PMs são presos por formação de grupo de extermínio em Curitiba

Narley Resende


Ricardo Pereira, BandNews FM Curitiba

Uma operação da Polícia Civil prendeu, nesta quinta-feira (23), em Curitiba, cinco homens, sendo dois policiais militares da ativa, um policial aposentado e dois ex-PM’s. Contra eles há uma acusação de participação em homicídios registrados entre agosto de 2010 e janeiro de 2011 na chamada ‘Favela da Rocinha’, entre os bairros Hauer e Boqueirão, na capital paranaense. As prisões têm duração de trinta dias.

Doze mandados de busca e apreensão foram cumpridos pelos policiais civis.

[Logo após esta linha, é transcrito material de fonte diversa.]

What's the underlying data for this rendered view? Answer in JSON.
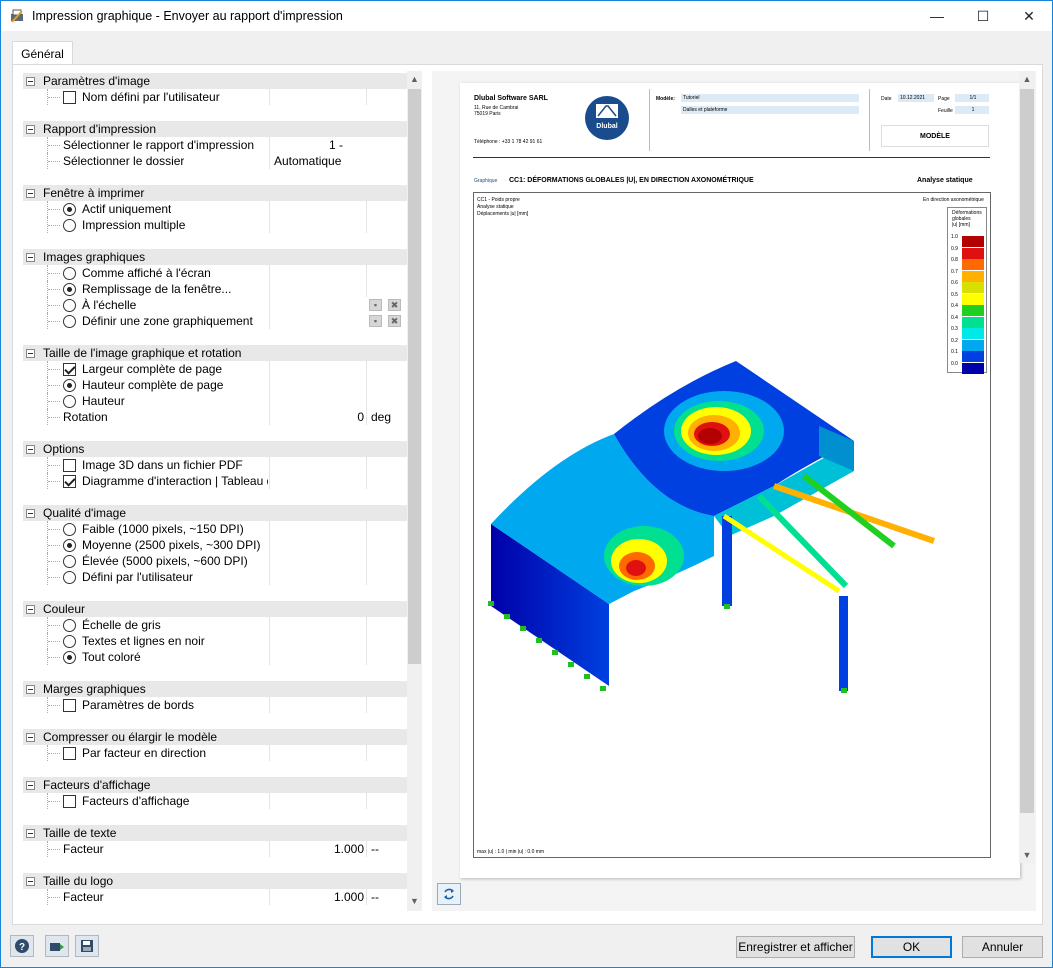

A ação é da Divisão de Homicídios e Proteção à Pessoa (DHPP) e conta com apoio do grupo Tigre e também da Polícia Militar do Paraná. O comandante da PM-PR, coronel Maurício Tortato, diz que a corporação não compactua com qualquer ato criminoso. Agora, os policiais que foram presos podem acabar expulsos.

“Agora nós aguardamos toda substância do processo, instrução do inquérito policial civil, dos desdobramentos judiciais que ensejaram essa para, diante das convicções serão formadas, e diante da repercussão ético e moral que os fatos ensejam no âmbito interno da corporação, a gente, efetivamente, tenha as convicções que possam ensejar a abertura do processo administrativo disciplinar, que pode culminar, respeitada a dimensão do devido processo legal, da ampla defesa e do contraditório, inclusive, na exclusão a bem da moralidade da tropa, desses militares estaduais”, afirma.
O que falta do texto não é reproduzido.